Regex: ignore case sensitivity

regular expression for validate 'abc' ignoring case sensitive

(?i)(abc)

Assuming you want the whole regex to ignore case, you should look for the i flag. Nearly all regex engines support it:

/G[a-b].*/i

string.match("G[a-b].*", "i")

Check the documentation for your language/platform/tool to find how the matching modes are specified.

If you want only part of the regex to be case insensitive (as my original answer presumed), then you have two options:

  1. Use the (?i) and [optionally] (?-i) mode modifiers:

    (?i)G[a-b](?-i).*
    
  2. Put all the variations (i.e. lowercase and uppercase) in the regex - useful if mode modifiers are not supported:

    [gG][a-bA-B].*
    

One last note: if you're dealing with Unicode characters besides ASCII, check whether or not your regex engine properly supports them.
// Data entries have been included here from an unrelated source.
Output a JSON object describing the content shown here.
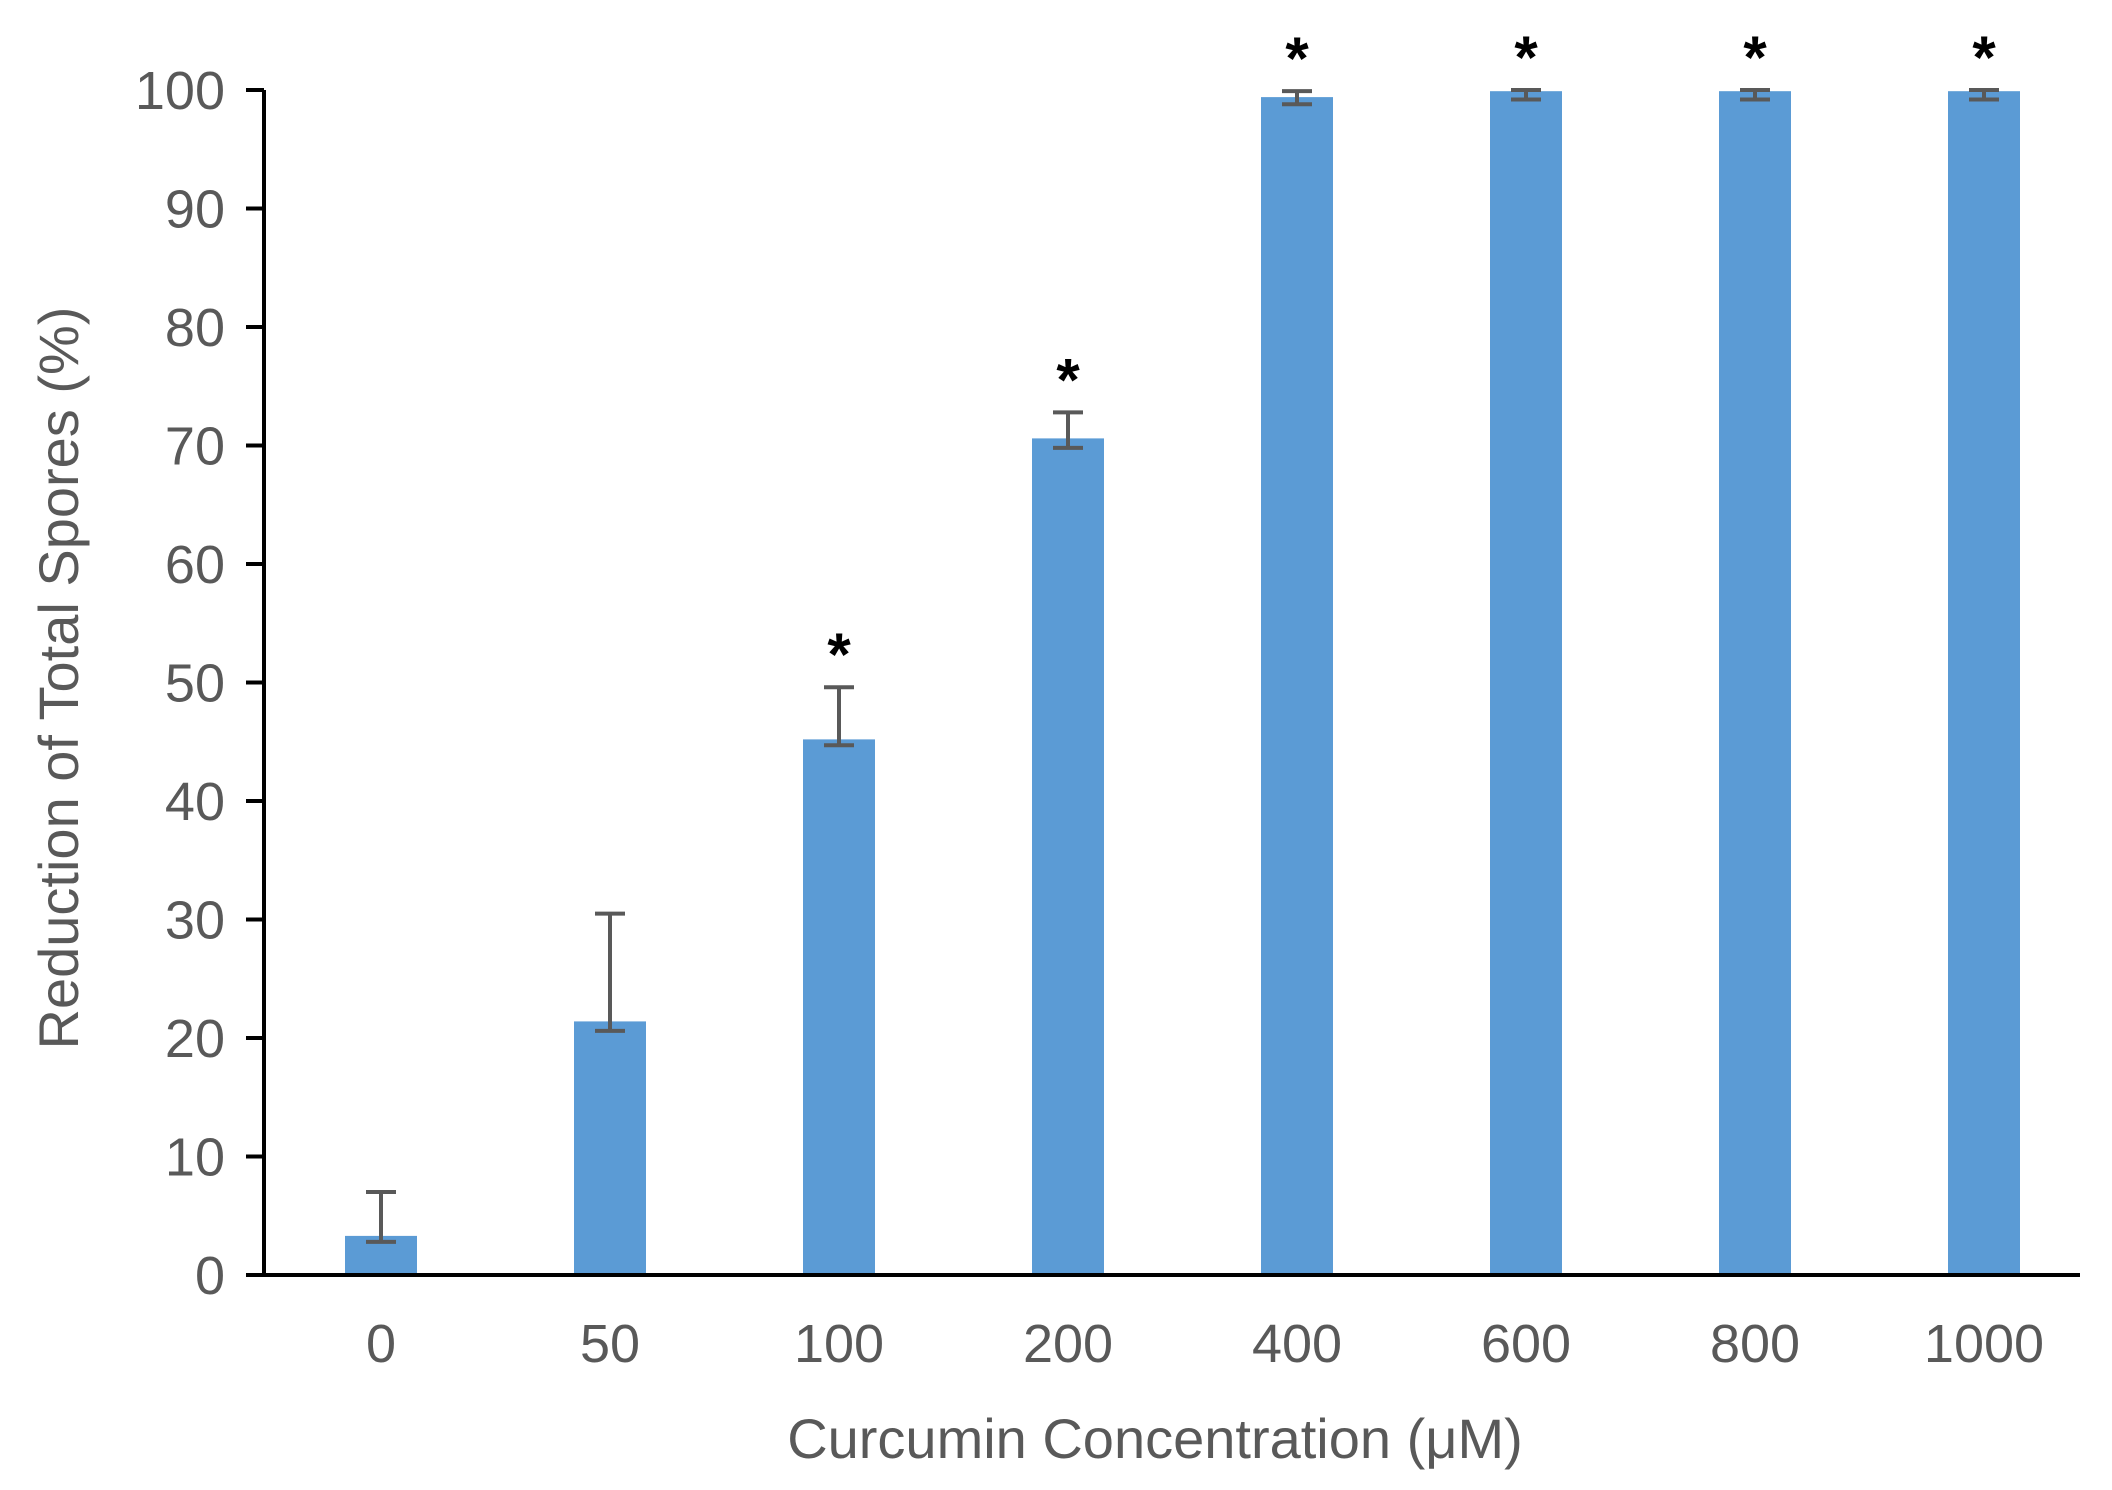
{
  "chart_data": {
    "type": "bar",
    "title": "",
    "xlabel": "Curcumin Concentration (μM)",
    "ylabel": "Reduction of Total Spores (%)",
    "ylim": [
      0,
      100
    ],
    "yticks": [
      "0",
      "10",
      "20",
      "30",
      "40",
      "50",
      "60",
      "70",
      "80",
      "90",
      "100"
    ],
    "categories": [
      "0",
      "50",
      "100",
      "200",
      "400",
      "600",
      "800",
      "1000"
    ],
    "values": [
      3.3,
      21.4,
      45.2,
      70.6,
      99.4,
      99.9,
      99.9,
      99.9
    ],
    "error_upper": [
      7.0,
      30.5,
      49.6,
      72.8,
      99.9,
      100.0,
      100.0,
      100.0
    ],
    "error_lower": [
      2.8,
      20.6,
      44.7,
      69.8,
      98.8,
      99.2,
      99.2,
      99.2
    ],
    "significance": [
      "",
      "",
      "*",
      "*",
      "*",
      "*",
      "*",
      "*"
    ],
    "grid": false,
    "legend": "none",
    "colors": {
      "bar": "#5b9bd5",
      "axis": "#000000",
      "errorbar": "#595959",
      "text": "#595959"
    }
  }
}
Depends on implementation but I would use

(?i)G[a-b].

VARIATIONS:

(?i) case-insensitive mode ON    
(?-i) case-insensitive mode OFF

Modern regex flavors allow you to apply modifiers to only part of the regular expression. If you insert the modifier (?im) in the middle of the regex then the modifier only applies to the part of the regex to the right of the modifier. With these flavors, you can turn off modes by preceding them with a minus sign (?-i).